Débora Duque
Biography
Débora is a fifth-year PhD Candidate in Political Science at Brown University and a Research at the Civil Conflict and Democratic Erosion Lab at the Watson Institute for International and Public Affairs. Her primary field is Comparative Politics, with a regional focus on Latin America—particularly Brazil, where she comes from. She is broadly interested in the politics of land, collective action and access to welfare in rural areas. Her dissertation investigates the intersection of land titling policies and the erosion of grassroots rural organization in agricultural frontier regions. She examines how incumbents can strategically deploy land titling initiatives not to empower marginalized communities, but to dismantle them—especially in areas where land is highly contested. She focuses on the case of land reform settlements in the Brazilian Amazon, employing a mixed-methods approach that combines quasi-experimental strategies, original survey data and in-depth interviews.

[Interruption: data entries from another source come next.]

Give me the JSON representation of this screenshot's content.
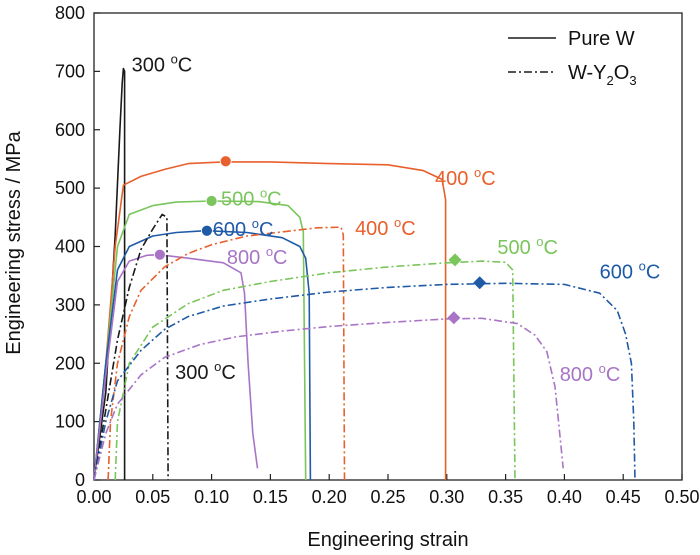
{
  "chart_data": {
    "type": "line",
    "title": "",
    "xlabel": "Engineering strain",
    "ylabel": "Engineering stress / MPa",
    "xlim": [
      0,
      0.5
    ],
    "ylim": [
      0,
      800
    ],
    "xticks": [
      "0.00",
      "0.05",
      "0.10",
      "0.15",
      "0.20",
      "0.25",
      "0.30",
      "0.35",
      "0.40",
      "0.45",
      "0.50"
    ],
    "yticks": [
      "0",
      "100",
      "200",
      "300",
      "400",
      "500",
      "600",
      "700",
      "800"
    ],
    "grid": false,
    "legend": {
      "position": "top-right",
      "entries": [
        {
          "label": "Pure W",
          "dash": "solid"
        },
        {
          "label": "W-Y",
          "sub": "2",
          "label2": "O",
          "sub2": "3",
          "dash": "dashdot"
        }
      ]
    },
    "colors": {
      "black": "#1a1a1a",
      "orange": "#e8602c",
      "green": "#7ac55c",
      "blue": "#1f5aa6",
      "purple": "#a875c6"
    },
    "series": [
      {
        "material": "Pure W",
        "temperature": "300 °C",
        "color": "black",
        "dash": "solid",
        "points": [
          [
            0.0,
            0
          ],
          [
            0.01,
            150
          ],
          [
            0.018,
            420
          ],
          [
            0.022,
            600
          ],
          [
            0.024,
            680
          ],
          [
            0.025,
            705
          ],
          [
            0.026,
            700
          ],
          [
            0.026,
            0
          ]
        ]
      },
      {
        "material": "Pure W",
        "temperature": "400 °C",
        "color": "orange",
        "dash": "solid",
        "points": [
          [
            0.0,
            0
          ],
          [
            0.01,
            200
          ],
          [
            0.018,
            400
          ],
          [
            0.025,
            505
          ],
          [
            0.04,
            520
          ],
          [
            0.06,
            532
          ],
          [
            0.08,
            542
          ],
          [
            0.11,
            545
          ],
          [
            0.15,
            545
          ],
          [
            0.2,
            542
          ],
          [
            0.25,
            540
          ],
          [
            0.28,
            530
          ],
          [
            0.296,
            515
          ],
          [
            0.299,
            480
          ],
          [
            0.299,
            0
          ]
        ],
        "marker": {
          "shape": "circle",
          "x": 0.112,
          "y": 546
        }
      },
      {
        "material": "Pure W",
        "temperature": "500 °C",
        "color": "green",
        "dash": "solid",
        "points": [
          [
            0.0,
            0
          ],
          [
            0.01,
            200
          ],
          [
            0.02,
            400
          ],
          [
            0.03,
            455
          ],
          [
            0.05,
            470
          ],
          [
            0.07,
            476
          ],
          [
            0.1,
            478
          ],
          [
            0.14,
            477
          ],
          [
            0.165,
            470
          ],
          [
            0.175,
            450
          ],
          [
            0.178,
            425
          ],
          [
            0.18,
            0
          ]
        ],
        "marker": {
          "shape": "circle",
          "x": 0.1,
          "y": 478
        }
      },
      {
        "material": "Pure W",
        "temperature": "600 °C",
        "color": "blue",
        "dash": "solid",
        "points": [
          [
            0.0,
            0
          ],
          [
            0.01,
            200
          ],
          [
            0.02,
            360
          ],
          [
            0.03,
            400
          ],
          [
            0.05,
            418
          ],
          [
            0.07,
            424
          ],
          [
            0.095,
            427
          ],
          [
            0.13,
            424
          ],
          [
            0.16,
            415
          ],
          [
            0.175,
            400
          ],
          [
            0.18,
            380
          ],
          [
            0.183,
            320
          ],
          [
            0.184,
            0
          ]
        ],
        "marker": {
          "shape": "circle",
          "x": 0.096,
          "y": 427
        }
      },
      {
        "material": "Pure W",
        "temperature": "800 °C",
        "color": "purple",
        "dash": "solid",
        "points": [
          [
            0.0,
            0
          ],
          [
            0.01,
            180
          ],
          [
            0.02,
            340
          ],
          [
            0.03,
            375
          ],
          [
            0.045,
            385
          ],
          [
            0.055,
            386
          ],
          [
            0.08,
            380
          ],
          [
            0.11,
            372
          ],
          [
            0.125,
            355
          ],
          [
            0.128,
            320
          ],
          [
            0.131,
            200
          ],
          [
            0.135,
            80
          ],
          [
            0.139,
            20
          ]
        ],
        "marker": {
          "shape": "circle",
          "x": 0.056,
          "y": 386
        }
      },
      {
        "material": "W-Y2O3",
        "temperature": "300 °C",
        "color": "black",
        "dash": "dashdot",
        "points": [
          [
            0.0,
            0
          ],
          [
            0.01,
            120
          ],
          [
            0.02,
            240
          ],
          [
            0.03,
            330
          ],
          [
            0.04,
            395
          ],
          [
            0.05,
            430
          ],
          [
            0.058,
            455
          ],
          [
            0.062,
            450
          ],
          [
            0.063,
            0
          ]
        ]
      },
      {
        "material": "W-Y2O3",
        "temperature": "400 °C",
        "color": "orange",
        "dash": "dashdot",
        "points": [
          [
            0.012,
            0
          ],
          [
            0.014,
            100
          ],
          [
            0.02,
            200
          ],
          [
            0.03,
            280
          ],
          [
            0.04,
            325
          ],
          [
            0.06,
            365
          ],
          [
            0.08,
            388
          ],
          [
            0.1,
            403
          ],
          [
            0.13,
            418
          ],
          [
            0.16,
            425
          ],
          [
            0.19,
            432
          ],
          [
            0.21,
            433
          ],
          [
            0.212,
            420
          ],
          [
            0.213,
            0
          ]
        ]
      },
      {
        "material": "W-Y2O3",
        "temperature": "500 °C",
        "color": "green",
        "dash": "dashdot",
        "points": [
          [
            0.018,
            0
          ],
          [
            0.02,
            100
          ],
          [
            0.03,
            200
          ],
          [
            0.05,
            262
          ],
          [
            0.08,
            302
          ],
          [
            0.11,
            325
          ],
          [
            0.15,
            340
          ],
          [
            0.2,
            355
          ],
          [
            0.25,
            365
          ],
          [
            0.3,
            372
          ],
          [
            0.33,
            375
          ],
          [
            0.35,
            373
          ],
          [
            0.356,
            360
          ],
          [
            0.358,
            0
          ]
        ],
        "marker": {
          "shape": "diamond",
          "x": 0.307,
          "y": 377
        }
      },
      {
        "material": "W-Y2O3",
        "temperature": "600 °C",
        "color": "blue",
        "dash": "dashdot",
        "points": [
          [
            0.0,
            0
          ],
          [
            0.01,
            100
          ],
          [
            0.02,
            170
          ],
          [
            0.04,
            222
          ],
          [
            0.06,
            258
          ],
          [
            0.08,
            280
          ],
          [
            0.11,
            298
          ],
          [
            0.15,
            310
          ],
          [
            0.2,
            322
          ],
          [
            0.25,
            330
          ],
          [
            0.3,
            335
          ],
          [
            0.35,
            337
          ],
          [
            0.4,
            335
          ],
          [
            0.43,
            320
          ],
          [
            0.445,
            290
          ],
          [
            0.452,
            250
          ],
          [
            0.457,
            200
          ],
          [
            0.459,
            100
          ],
          [
            0.46,
            0
          ]
        ],
        "marker": {
          "shape": "diamond",
          "x": 0.328,
          "y": 338
        }
      },
      {
        "material": "W-Y2O3",
        "temperature": "800 °C",
        "color": "purple",
        "dash": "dashdot",
        "points": [
          [
            0.0,
            0
          ],
          [
            0.01,
            80
          ],
          [
            0.02,
            130
          ],
          [
            0.04,
            180
          ],
          [
            0.06,
            210
          ],
          [
            0.09,
            232
          ],
          [
            0.12,
            245
          ],
          [
            0.16,
            255
          ],
          [
            0.2,
            263
          ],
          [
            0.25,
            270
          ],
          [
            0.3,
            276
          ],
          [
            0.33,
            277
          ],
          [
            0.36,
            268
          ],
          [
            0.375,
            248
          ],
          [
            0.385,
            220
          ],
          [
            0.392,
            160
          ],
          [
            0.396,
            80
          ],
          [
            0.399,
            20
          ]
        ],
        "marker": {
          "shape": "diamond",
          "x": 0.306,
          "y": 278
        }
      }
    ],
    "annotations": [
      {
        "text": "300 ",
        "sup": "o",
        "unit": "C",
        "color": "black",
        "x": 0.032,
        "y": 700
      },
      {
        "text": "400 ",
        "sup": "o",
        "unit": "C",
        "color": "orange",
        "x": 0.29,
        "y": 505
      },
      {
        "text": "500 ",
        "sup": "o",
        "unit": "C",
        "color": "green",
        "x": 0.108,
        "y": 470
      },
      {
        "text": "600 ",
        "sup": "o",
        "unit": "C",
        "color": "blue",
        "x": 0.101,
        "y": 418
      },
      {
        "text": "800 ",
        "sup": "o",
        "unit": "C",
        "color": "purple",
        "x": 0.113,
        "y": 370
      },
      {
        "text": "400 ",
        "sup": "o",
        "unit": "C",
        "color": "orange",
        "x": 0.222,
        "y": 420
      },
      {
        "text": "500 ",
        "sup": "o",
        "unit": "C",
        "color": "green",
        "x": 0.343,
        "y": 387
      },
      {
        "text": "600 ",
        "sup": "o",
        "unit": "C",
        "color": "blue",
        "x": 0.43,
        "y": 345
      },
      {
        "text": "800 ",
        "sup": "o",
        "unit": "C",
        "color": "purple",
        "x": 0.396,
        "y": 170
      },
      {
        "text": "300 ",
        "sup": "o",
        "unit": "C",
        "color": "black",
        "x": 0.069,
        "y": 173
      }
    ]
  }
}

In parallel, she is also engaged in a collaborative project that explores the roots and consequences of violence against environmental defenders also in the Brazilian Amazon. As part of this project, she personally coordinated the implementation of a survey among 195 rural communities in the state of Pará, Brazil.
Before beginning her doctoral studies, she worked as a political journalist for local news outlets in Brazil and as a communication manager at the Federal Institute of Education, Science and Technology. She holds a BA in Journalism and Political Science from the Federal University of Pernambuco (UFPE), Brazil, and a MA in Political Science from Brown University.